06/09/2006

Que esta casa seja posta ao abrigo da fúria demolidora!

(foto IPPAR)


Ainda sobre o perigo que ronda (de facto) a Casa-Museu Anastácio Gonçalves, aqui fica um resumo do brilhante artigo publicado na edição de dia 3 do Diário de Notícias:

"Em 1964, um ano antes da sua morte, Anastácio Gonçalves deixa em testamento indicações precisas sobre o futuro que pretende para a sua colecção.
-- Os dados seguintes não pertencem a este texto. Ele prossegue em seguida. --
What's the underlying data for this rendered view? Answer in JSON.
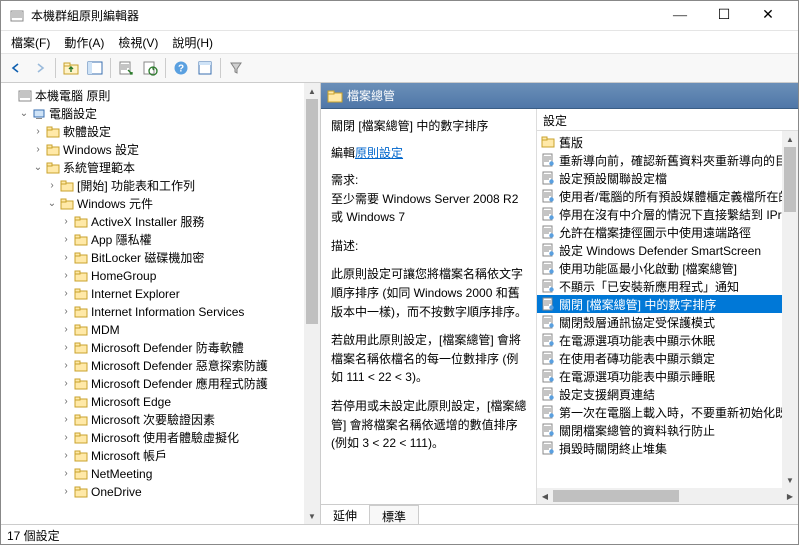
{
  "window": {
    "title": "本機群組原則編輯器"
  },
  "menu": {
    "file": "檔案(F)",
    "action": "動作(A)",
    "view": "檢視(V)",
    "help": "說明(H)"
  },
  "tree": {
    "root": "本機電腦 原則",
    "comp": "電腦設定",
    "soft": "軟體設定",
    "win": "Windows 設定",
    "admtpl": "系統管理範本",
    "start": "[開始] 功能表和工作列",
    "wincomp": "Windows 元件",
    "items": [
      "ActiveX Installer 服務",
      "App 隱私權",
      "BitLocker 磁碟機加密",
      "HomeGroup",
      "Internet Explorer",
      "Internet Information Services",
      "MDM",
      "Microsoft Defender 防毒軟體",
      "Microsoft Defender 惡意探索防護",
      "Microsoft Defender 應用程式防護",
      "Microsoft Edge",
      "Microsoft 次要驗證因素",
      "Microsoft 使用者體驗虛擬化",
      "Microsoft 帳戶",
      "NetMeeting",
      "OneDrive"
    ]
  },
  "header": {
    "title": "檔案總管"
  },
  "policy": {
    "title": "關閉 [檔案總管] 中的數字排序",
    "edit_label": "編輯",
    "edit_link": "原則設定",
    "req_h": "需求:",
    "req_b1": "至少需要 Windows Server 2008 R2",
    "req_b2": "或 Windows 7",
    "desc_h": "描述:",
    "desc_b1": "此原則設定可讓您將檔案名稱依文字順序排序 (如同 Windows 2000 和舊版本中一樣)，而不按數字順序排序。",
    "desc_b2": "若啟用此原則設定，[檔案總管] 會將檔案名稱依檔名的每一位數排序 (例如 111 < 22 < 3)。",
    "desc_b3": "若停用或未設定此原則設定，[檔案總管] 會將檔案名稱依遞增的數值排序 (例如 3 < 22 < 111)。"
  },
  "list_header": "設定",
  "settings": [
    {
      "t": "folder",
      "l": "舊版"
    },
    {
      "t": "item",
      "l": "重新導向前，確認新舊資料夾重新導向的目標"
    },
    {
      "t": "item",
      "l": "設定預設關聯設定檔"
    },
    {
      "t": "item",
      "l": "使用者/電腦的所有預設媒體櫃定義檔所在的"
    },
    {
      "t": "item",
      "l": "停用在沒有中介層的情況下直接繫結到 IPrope"
    },
    {
      "t": "item",
      "l": "允許在檔案捷徑圖示中使用遠端路徑"
    },
    {
      "t": "item",
      "l": "設定 Windows Defender SmartScreen"
    },
    {
      "t": "item",
      "l": "使用功能區最小化啟動 [檔案總管]"
    },
    {
      "t": "item",
      "l": "不顯示「已安裝新應用程式」通知"
    },
    {
      "t": "item",
      "l": "關閉 [檔案總管] 中的數字排序",
      "sel": true
    },
    {
      "t": "item",
      "l": "關閉殼層通訊協定受保護模式"
    },
    {
      "t": "item",
      "l": "在電源選項功能表中顯示休眠"
    },
    {
      "t": "item",
      "l": "在使用者磚功能表中顯示鎖定"
    },
    {
      "t": "item",
      "l": "在電源選項功能表中顯示睡眠"
    },
    {
      "t": "item",
      "l": "設定支援網頁連結"
    },
    {
      "t": "item",
      "l": "第一次在電腦上載入時，不要重新初始化既存"
    },
    {
      "t": "item",
      "l": "關閉檔案總管的資料執行防止"
    },
    {
      "t": "item",
      "l": "損毀時關閉終止堆集"
    }
  ],
  "tabs": {
    "extended": "延伸",
    "standard": "標準"
  },
  "status": "17 個設定"
}
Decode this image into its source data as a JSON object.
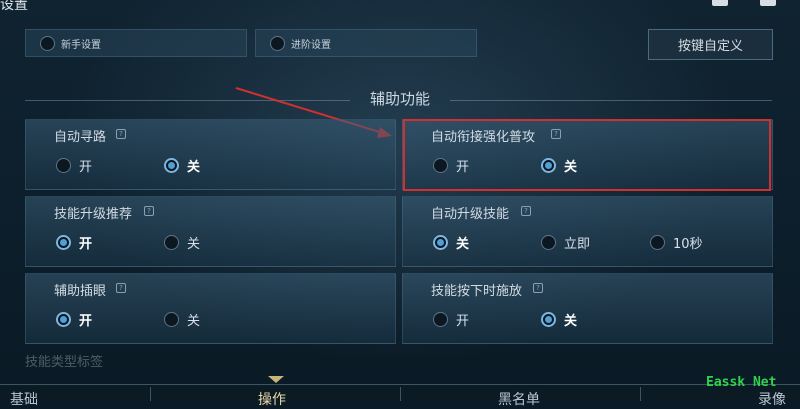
{
  "header": {
    "title": "设置"
  },
  "presets": [
    {
      "label": "新手设置"
    },
    {
      "label": "进阶设置"
    }
  ],
  "keybind_button": "按键自定义",
  "section_title": "辅助功能",
  "panels": [
    {
      "title": "自动寻路",
      "options": [
        "开",
        "关"
      ],
      "selected": "关"
    },
    {
      "title": "自动衔接强化普攻",
      "options": [
        "开",
        "关"
      ],
      "selected": "关"
    },
    {
      "title": "技能升级推荐",
      "options": [
        "开",
        "关"
      ],
      "selected": "开"
    },
    {
      "title": "自动升级技能",
      "options": [
        "关",
        "立即",
        "10秒"
      ],
      "selected": "关"
    },
    {
      "title": "辅助插眼",
      "options": [
        "开",
        "关"
      ],
      "selected": "开"
    },
    {
      "title": "技能按下时施放",
      "options": [
        "开",
        "关"
      ],
      "selected": "关"
    }
  ],
  "faded_item": "技能类型标签",
  "tabs": [
    "基础",
    "操作",
    "黑名单",
    "录像"
  ],
  "active_tab": "操作",
  "watermark": "Eassk Net",
  "colors": {
    "highlight": "#d03030",
    "accent": "#4f9fd8",
    "arrow": "#d03030"
  }
}
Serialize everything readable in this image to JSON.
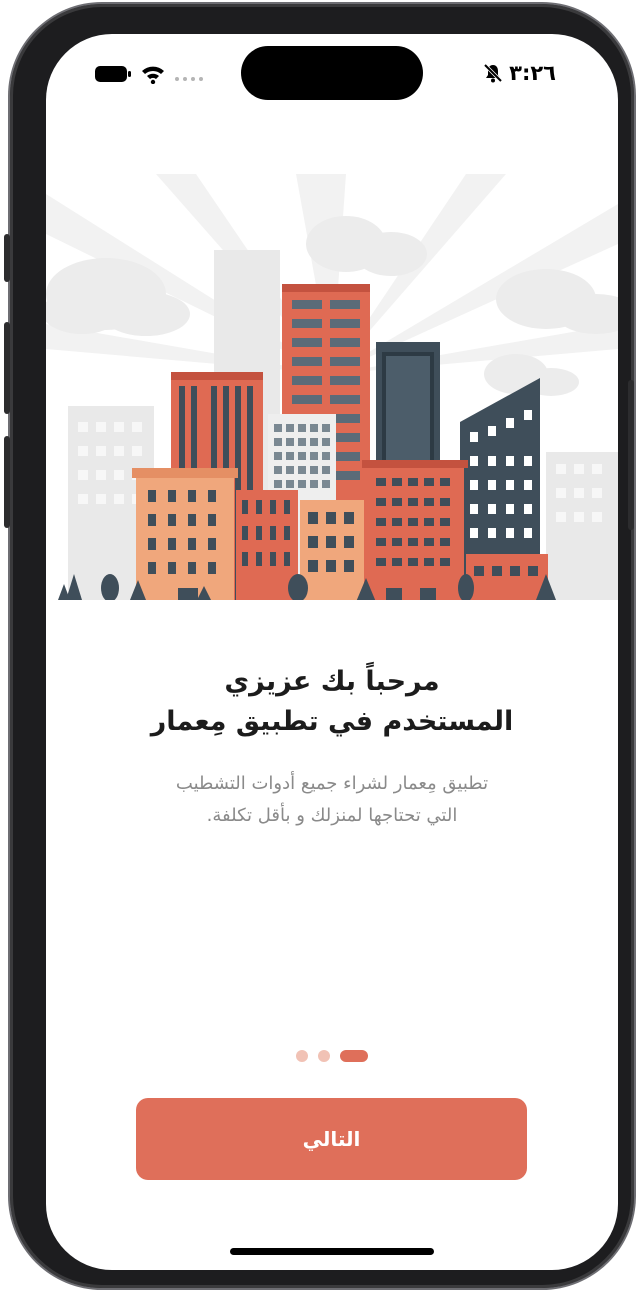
{
  "status_bar": {
    "time": "٣:٢٦",
    "icons": [
      "battery-icon",
      "wifi-icon",
      "signal-icon",
      "bell-slash-icon"
    ]
  },
  "onboarding": {
    "title_line1": "مرحباً بك عزيزي",
    "title_line2": "المستخدم في تطبيق مِعمار",
    "subtitle_line1": "تطبيق مِعمار لشراء جميع أدوات التشطيب",
    "subtitle_line2": "التي تحتاجها لمنزلك و بأقل تكلفة.",
    "page_count": 3,
    "current_page": 3,
    "next_button": "التالي"
  },
  "colors": {
    "accent": "#df6f5a",
    "dot_inactive": "#f1c2b5",
    "building_orange": "#df6a53",
    "building_peach": "#f0a77c",
    "building_dark": "#3f4e5a",
    "background_gray": "#ededed"
  }
}
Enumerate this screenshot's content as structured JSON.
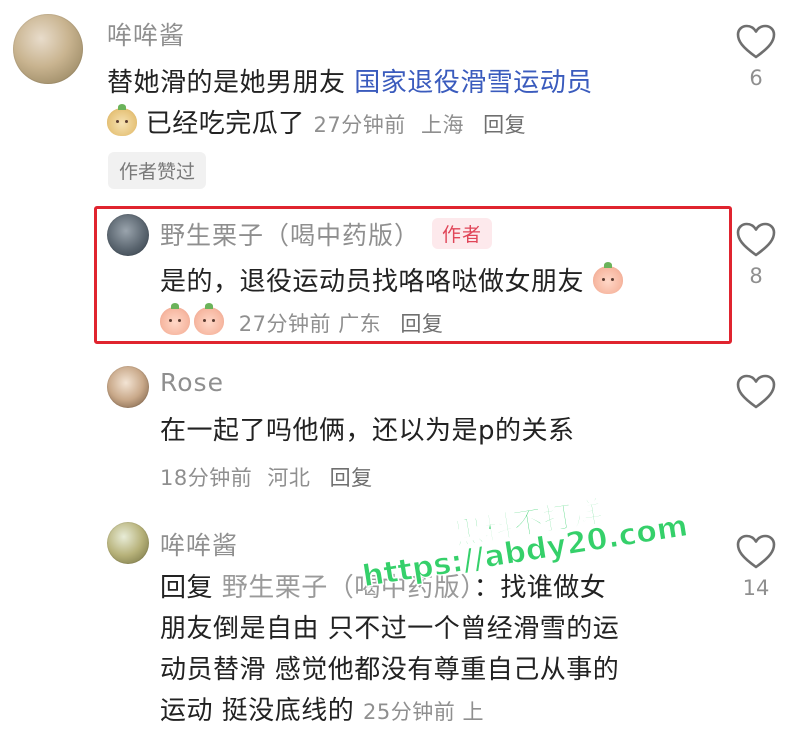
{
  "comments": [
    {
      "user": "哞哞酱",
      "text_plain": "替她滑的是她男朋友 ",
      "text_link": "国家退役滑雪运动员",
      "text_line2": "已经吃完瓜了",
      "time": "27分钟前",
      "location": "上海",
      "reply": "回复",
      "chip": "作者赞过",
      "likes": "6"
    },
    {
      "user": "野生栗子（喝中药版）",
      "author_tag": "作者",
      "text_line1": "是的，退役运动员找咯咯哒做女朋友",
      "time": "27分钟前",
      "location": "广东",
      "reply": "回复",
      "likes": "8"
    },
    {
      "user": "Rose",
      "text_line1": "在一起了吗他俩，还以为是p的关系",
      "time": "18分钟前",
      "location": "河北",
      "reply": "回复",
      "likes": ""
    },
    {
      "user": "哞哞酱",
      "reply_prefix": "回复 ",
      "reply_to": "野生栗子（喝中药版）",
      "line1_tail": "：找谁做女",
      "line2": "朋友倒是自由 只不过一个曾经滑雪的运",
      "line3": "动员替滑 感觉他都没有尊重自己从事的",
      "line4": "运动 挺没底线的",
      "time": "25分钟前",
      "location": "上",
      "likes": "14"
    }
  ],
  "watermark": {
    "line1": "黑料不打烊",
    "line2": "https://abdy20.com",
    "color": "#35d06a"
  },
  "colors": {
    "highlight_border": "#e0242f",
    "link": "#3a5bbd",
    "author_tag": "#e04558"
  }
}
Colecção que deve ficar "regularmente patente à visita do público para seu recreio e instrução" e ser preservada como conjunto, sem que as suas peças "sejam desviadas, mesmo a título provisório, para qualquer outro museu, palácio ou local".

"Espécime, talvez feliz, da arquitectura da época em que foi construído", a casa estava também no centro das suas preocupações, tanto mais que, desde a sua aquisição, Anastácio Gonçalves enriquecera a colecção na perspectiva de a deixar à comunidade. Indissociáveis como eram - e como são -, importava salvaguardar ambas e, estando o edifício "ligado a tradição artística do período áureo da nossa produção pictural dos últimos tempos", escreveu, "isso será mais uma razão para que seja posto ao abrigo da fúria demolidora".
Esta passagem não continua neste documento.